The present study was approved by the University of Konstanz’s Institutional Review Board and adhered to the guidelines of the German Psychological Society and the Declaration of Helsinki.
Design and procedures
The study was conducted over the course of four weeks. ‘Regular’ sugar shakers (default) were used in the first and third week, while in the second and fourth week they were functionally modified to release a smaller amount of sugar in each pour (nudge). ‘Regular’ sugar shakers were introduced as part of the study to allow an inconspicuous modification of the sugar shakers between study weeks. In addition, at the end of the study a subset of the customers who had added sugar to their drinks was surveyed to evaluate the study (questionnaire implemented via Qualtrics (version 1.6.4.)). All participants gave written informed consent and received a coffee voucher for participating.
Materials and measures
Setting
The study was conducted at the take-away café of the University of Konstanz (Germany) which is centrally located in the main foyer of the university close to the main entrance. The take-away café is the main café of the university and represents a central meeting point for the about 10,000 students and 2300 staff of the university. Besides hot beverages, the café offers a small selection of packaged chilled drinks and small snacks (e.g. pretzel, muffin, croissant, apple, candy bar) for take-away. The café consists of a cashier’s counter for ordering and collecting drinks without any seating available. Sugar shakers are placed on a table opposite the bar together with additional milk, spoons and napkins, which customers are free to use.
Intervention material
A common sugar shaker (Fackelmann, capacity 280 ml) was used as the default option. For the nudging condition, the diagonal of the hole was reduced from 1.0 cm to 0.4 cm by inserting a small metal pipe in the spout (see Fig. 1). To determine the amount of sugar dispensed per pour, a sugar shaker was filled with 200 g of regular granulated white sugar for each of the two conditions (default/nudge) and the average amount dispensed was measured over 25 pours. The procedure was repeated four times for each condition. The modification reduced the average amount of sugar in each pour by 47% from 2.96 g (SD = 0.08; default condition) to 1.58 g (SD = 0.07; nudge condition), which reduced the average calories per pour from 11.5 kcal to 6.1 kcal.
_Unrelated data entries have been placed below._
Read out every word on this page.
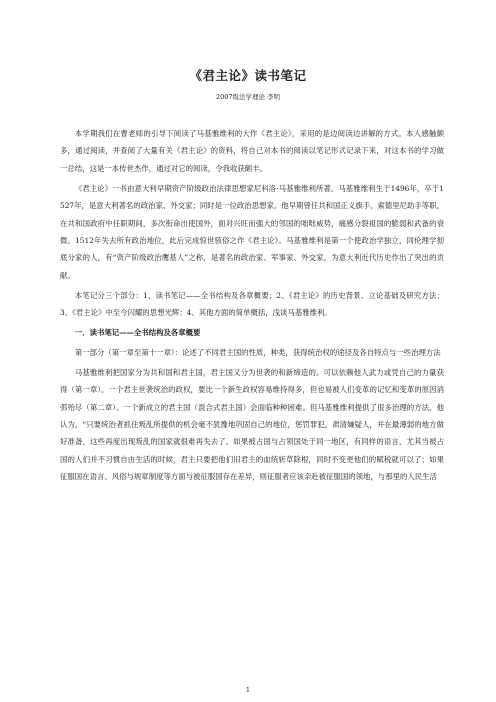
《君主论》读书笔记
2007级法学理论 李明

本学期我们在曹老师的引导下阅读了马基雅维利的大作《君主论》，采用的是边阅读边讲解的方式。本人感触颇多，通过阅读，并查阅了大量有关《君主论》的资料，将自己对本书的阅读以笔记形式记录下来，对这本书的学习做一总结，这是一本传世杰作，通过对它的阅读，令我收获颇丰。

《君主论》一书由意大利早期资产阶级政治法律思想家尼科洛·马基雅维利所著。马基雅维利生于1496年，卒于1527年，是意大利著名的政治家、外交家；同时是一位政治思想家。他早期曾任共和国正义旗手、索德里尼助手等职，在共和国政府中任职期间，多次衔命出使国外，面对兴旺而强大的邻国的咄咄威势，痛感分裂祖国的脆弱和武备的衰微。1512年失去所有政治地位，此后完成惊世骇俗之作《君主论》。马基雅维利是第一个使政治学独立，同伦理学彻底分家的人，有“资产阶级政治鹰基人”之称，是著名的政治家、军事家、外交家，为意大利近代历史作出了突出的贡献。

本笔记分三个部分：1、读书笔记——全书结构及各章概要；2、《君主论》的历史背景、立论基础及研究方法；3、《君主论》中至今闪耀的思想光辉；4、其他方面的简单概括，浅谈马基雅维利。

一．读书笔记——全书结构及各章概要

第一部分（第一章至第十一章）：论述了不同君主国的性质，种类，获得统治权的途径及各自特点与一些治理方法

马基雅维利把国家分为共和国和君主国，君主国又分为世袭的和新缔造的。可以依赖他人武力或凭自己的力量获得（第一章）。一个君主世袭统治的政权，要比一个新生政权容易维持得多，但也易被人们变革的记忆和变革的原因消弭殆尽（第二章）。一个新成立的君主国（混合式君主国）会面临种种困难。但马基雅维利提供了很多治理的方法。他认为，“只要统治者抓住叛乱所提供的机会毫不犹豫地巩固自己的地位，惩罚罪犯，肃清嫌疑人，并在最薄弱的地方做好准备，这些再度出现叛乱的国家就很难再失去了。如果被占国与占领国处于同一地区，有同样的语言，尤其当被占国的人们并不习惯自由生活的时候，君主只要把他们旧君主的血统斩草除根，同时不变更他们的赋税就可以了；如果征服国在语言、风俗与规章制度等方面与被征服国存在差异，则征服者应该亲赴被征服国的领地，与那里的人民生活

1
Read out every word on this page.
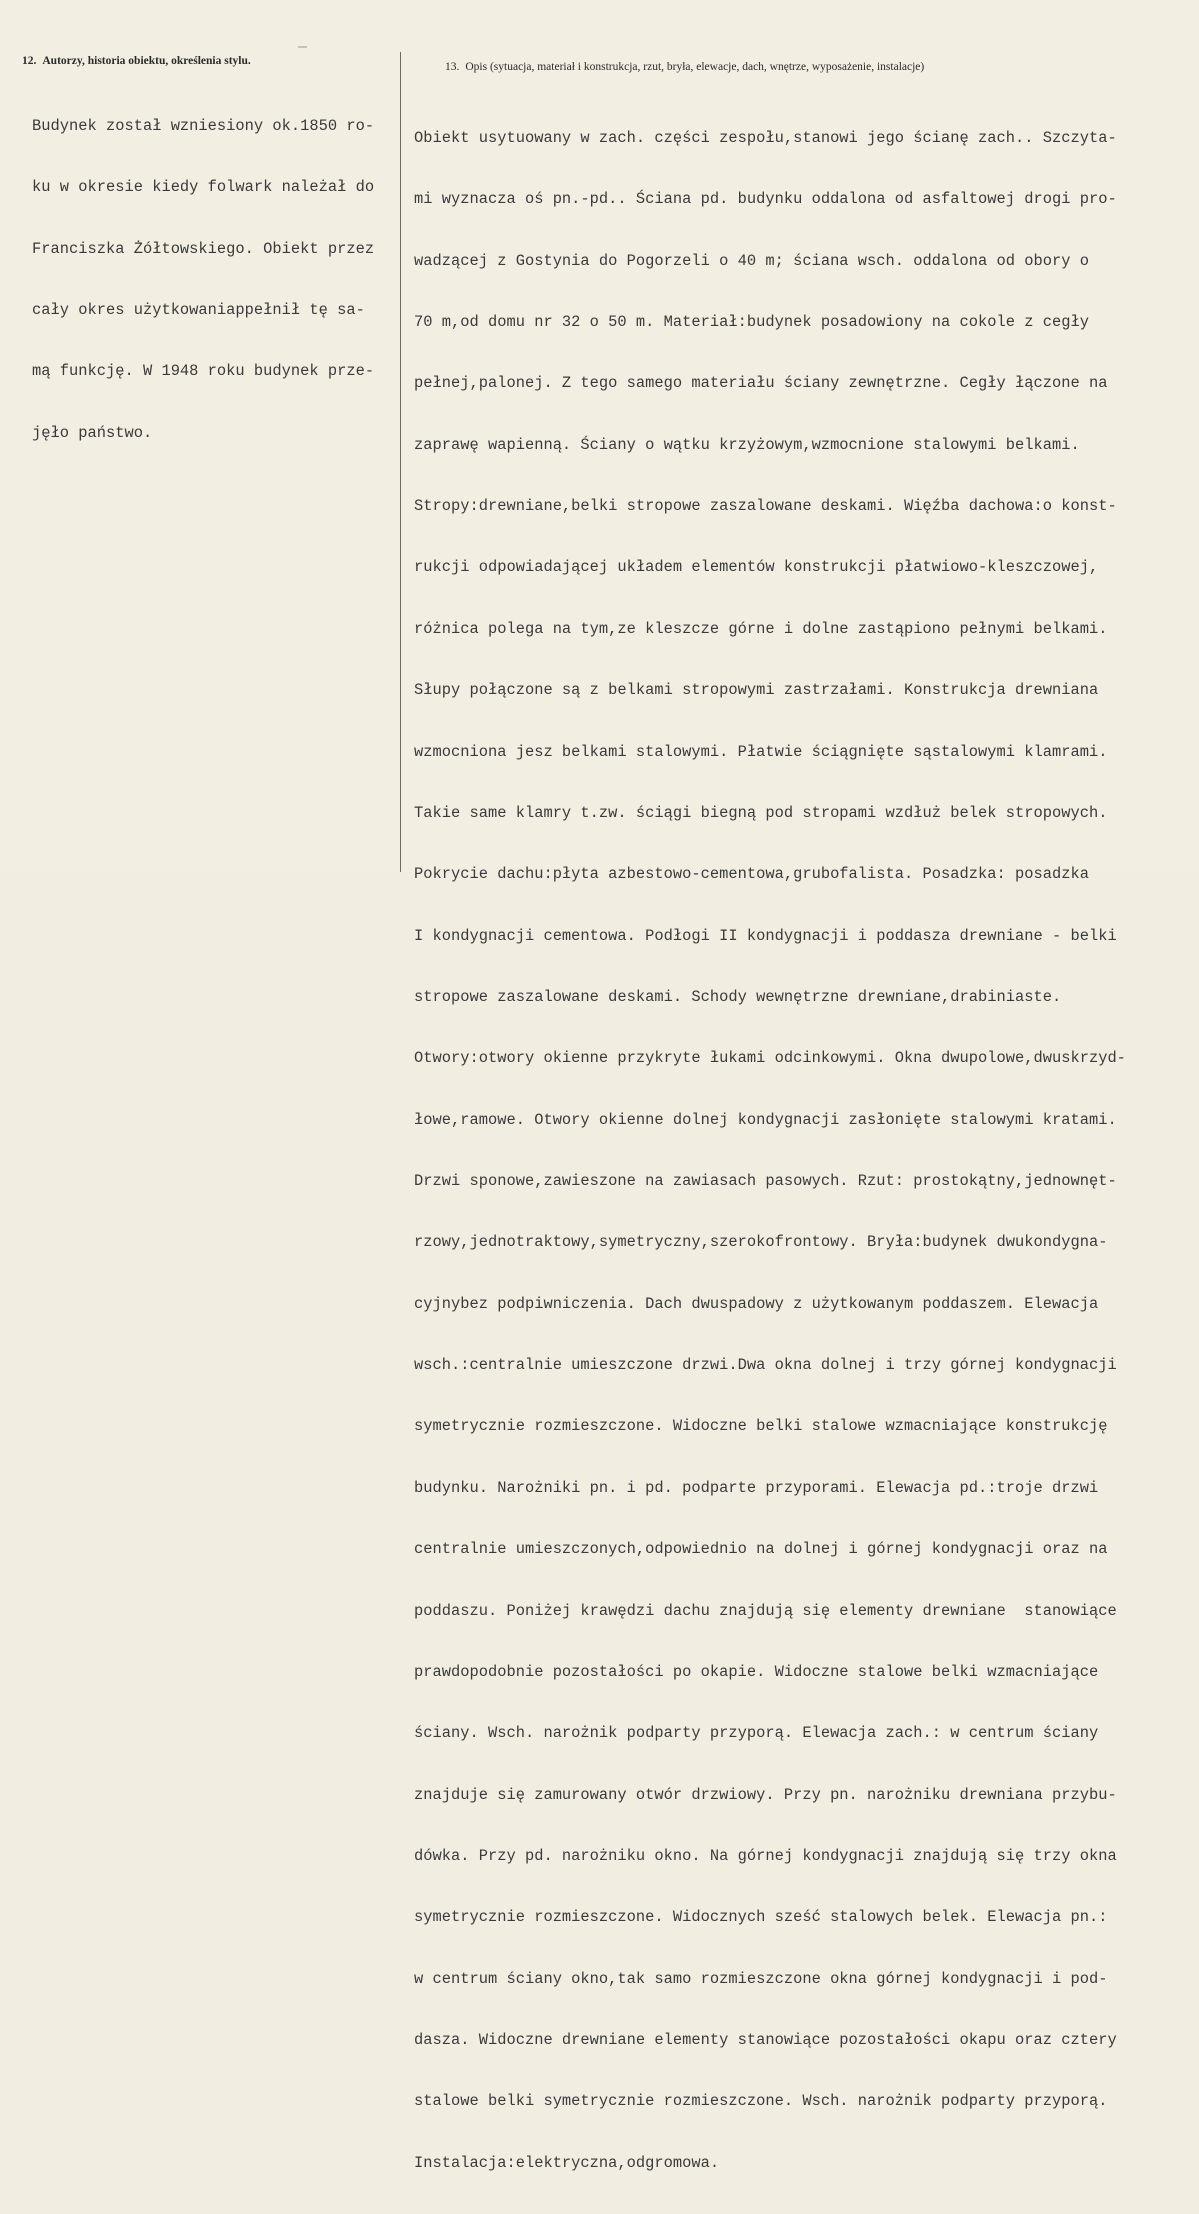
12. Autorzy, historia obiektu, określenia stylu.	13. Opis (sytuacja, materiał i konstrukcja, rzut, bryła, elewacje, dach, wnętrze, wyposażenie, instalacje)

Budynek został wzniesiony ok.1850 ro-

ku w okresie kiedy folwark należał do

Franciszka Żółtowskiego. Obiekt przez

cały okres użytkowaniappełnił tę sa-

mą funkcję. W 1948 roku budynek prze-

jęło państwo.

Obiekt usytuowany w zach. części zespołu,stanowi jego ścianę zach.. Szczyta-

mi wyznacza oś pn.-pd.. Ściana pd. budynku oddalona od asfaltowej drogi pro-

wadzącej z Gostynia do Pogorzeli o 40 m; ściana wsch. oddalona od obory o

70 m,od domu nr 32 o 50 m. Materiał:budynek posadowiony na cokole z cegły

pełnej,palonej. Z tego samego materiału ściany zewnętrzne. Cegły łączone na

zaprawę wapienną. Ściany o wątku krzyżowym,wzmocnione stalowymi belkami.

Stropy:drewniane,belki stropowe zaszalowane deskami. Więźba dachowa:o konst-

rukcji odpowiadającej układem elementów konstrukcji płatwiowo-kleszczowej,

różnica polega na tym,ze kleszcze górne i dolne zastąpiono pełnymi belkami.

Słupy połączone są z belkami stropowymi zastrzałami. Konstrukcja drewniana

wzmocniona jesz belkami stalowymi. Płatwie ściągnięte sąstalowymi klamrami.

Takie same klamry t.zw. ściągi biegną pod stropami wzdłuż belek stropowych.

Pokrycie dachu:płyta azbestowo-cementowa,grubofalista. Posadzka: posadzka

I kondygnacji cementowa. Podłogi II kondygnacji i poddasza drewniane - belki

stropowe zaszalowane deskami. Schody wewnętrzne drewniane,drabiniaste.

Otwory:otwory okienne przykryte łukami odcinkowymi. Okna dwupolowe,dwuskrzyd-

łowe,ramowe. Otwory okienne dolnej kondygnacji zasłonięte stalowymi kratami.

Drzwi sponowe,zawieszone na zawiasach pasowych. Rzut: prostokątny,jednownęt-

rzowy,jednotraktowy,symetryczny,szerokofrontowy. Bryła:budynek dwukondygna-

cyjnybez podpiwniczenia. Dach dwuspadowy z użytkowanym poddaszem. Elewacja

wsch.:centralnie umieszczone drzwi.Dwa okna dolnej i trzy górnej kondygnacji

symetrycznie rozmieszczone. Widoczne belki stalowe wzmacniające konstrukcję

budynku. Narożniki pn. i pd. podparte przyporami. Elewacja pd.:troje drzwi

centralnie umieszczonych,odpowiednio na dolnej i górnej kondygnacji oraz na

poddaszu. Poniżej krawędzi dachu znajdują się elementy drewniane  stanowiące

prawdopodobnie pozostałości po okapie. Widoczne stalowe belki wzmacniające

ściany. Wsch. narożnik podparty przyporą. Elewacja zach.: w centrum ściany

znajduje się zamurowany otwór drzwiowy. Przy pn. narożniku drewniana przybu-

dówka. Przy pd. narożniku okno. Na górnej kondygnacji znajdują się trzy okna

symetrycznie rozmieszczone. Widocznych sześć stalowych belek. Elewacja pn.:

w centrum ściany okno,tak samo rozmieszczone okna górnej kondygnacji i pod-

dasza. Widoczne drewniane elementy stanowiące pozostałości okapu oraz cztery

stalowe belki symetrycznie rozmieszczone. Wsch. narożnik podparty przyporą.

Instalacja:elektryczna,odgromowa.
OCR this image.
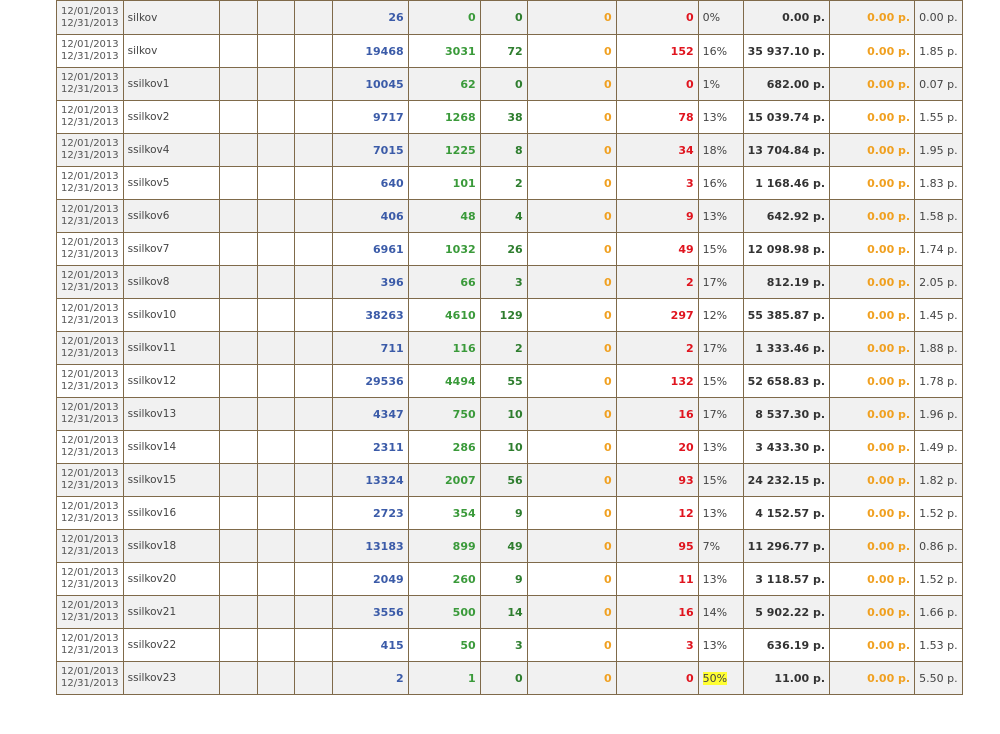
12/01/2013
12/31/2013	silkov				26	0	0	0	0	0%	0.00 р.	0.00 р.	0.00 р.

12/01/2013
12/31/2013	silkov				19468	3031	72	0	152	16%	35 937.10 р.	0.00 р.	1.85 р.

12/01/2013
12/31/2013	ssilkov1				10045	62	0	0	0	1%	682.00 р.	0.00 р.	0.07 р.

12/01/2013
12/31/2013	ssilkov2				9717	1268	38	0	78	13%	15 039.74 р.	0.00 р.	1.55 р.

12/01/2013
12/31/2013	ssilkov4				7015	1225	8	0	34	18%	13 704.84 р.	0.00 р.	1.95 р.

12/01/2013
12/31/2013	ssilkov5				640	101	2	0	3	16%	1 168.46 р.	0.00 р.	1.83 р.

12/01/2013
12/31/2013	ssilkov6				406	48	4	0	9	13%	642.92 р.	0.00 р.	1.58 р.

12/01/2013
12/31/2013	ssilkov7				6961	1032	26	0	49	15%	12 098.98 р.	0.00 р.	1.74 р.

12/01/2013
12/31/2013	ssilkov8				396	66	3	0	2	17%	812.19 р.	0.00 р.	2.05 р.

12/01/2013
12/31/2013	ssilkov10				38263	4610	129	0	297	12%	55 385.87 р.	0.00 р.	1.45 р.

12/01/2013
12/31/2013	ssilkov11				711	116	2	0	2	17%	1 333.46 р.	0.00 р.	1.88 р.

12/01/2013
12/31/2013	ssilkov12				29536	4494	55	0	132	15%	52 658.83 р.	0.00 р.	1.78 р.

12/01/2013
12/31/2013	ssilkov13				4347	750	10	0	16	17%	8 537.30 р.	0.00 р.	1.96 р.

12/01/2013
12/31/2013	ssilkov14				2311	286	10	0	20	13%	3 433.30 р.	0.00 р.	1.49 р.

12/01/2013
12/31/2013	ssilkov15				13324	2007	56	0	93	15%	24 232.15 р.	0.00 р.	1.82 р.

12/01/2013
12/31/2013	ssilkov16				2723	354	9	0	12	13%	4 152.57 р.	0.00 р.	1.52 р.

12/01/2013
12/31/2013	ssilkov18				13183	899	49	0	95	7%	11 296.77 р.	0.00 р.	0.86 р.

12/01/2013
12/31/2013	ssilkov20				2049	260	9	0	11	13%	3 118.57 р.	0.00 р.	1.52 р.

12/01/2013
12/31/2013	ssilkov21				3556	500	14	0	16	14%	5 902.22 р.	0.00 р.	1.66 р.

12/01/2013
12/31/2013	ssilkov22				415	50	3	0	3	13%	636.19 р.	0.00 р.	1.53 р.

12/01/2013
12/31/2013	ssilkov23				2	1	0	0	0	50%	11.00 р.	0.00 р.	5.50 р.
Sugar use per hot beverage
As a close proxy for sugar intake, the amount of used sugar was assessed. Each day, before the café opened, the shakers were filled with 200 g of standard granulated white sugar and in the evening, after the café closed, sugar shakers were weighted to assess the remaining sugar. For weighing, a standard kitchen scale measuring to an accuracy of 1 g was used. To determine sugar intake per hot beverage (in g), the amount of used sugar was divided by the number of hot beverages registered as sold in the cashier system. Hot beverages included the café’s typical selection of drinks such as various coffee products (i.e., coffee, café crème, cappuccino, latte macchiato, espresso, milk coffee) and hot chocolate, chai latte, and tea.
Customer questionnaire
Customers used a 7-point Likert scale to evaluate the intervention on four different dimensions (effective, helpful, annoying, adequate), following Kroese et al. [12] and assessed the strength of perceived influence on personal sweetening behavior, i.e., perceived lack of agency (1-'not at all' to 7-'strongly'). In addition, demographics, i.e., age, gender, self-reported height and weight as well as professional status, were also assessed.
Analytical procedure
To compare default and nudging condition a t-test for independent samples was conducted. The effect size was calculated following Rasch, Friese, Hofmann, and Naumann [13]. All analyses were conducted with IBM SPSS Statistics (version 25).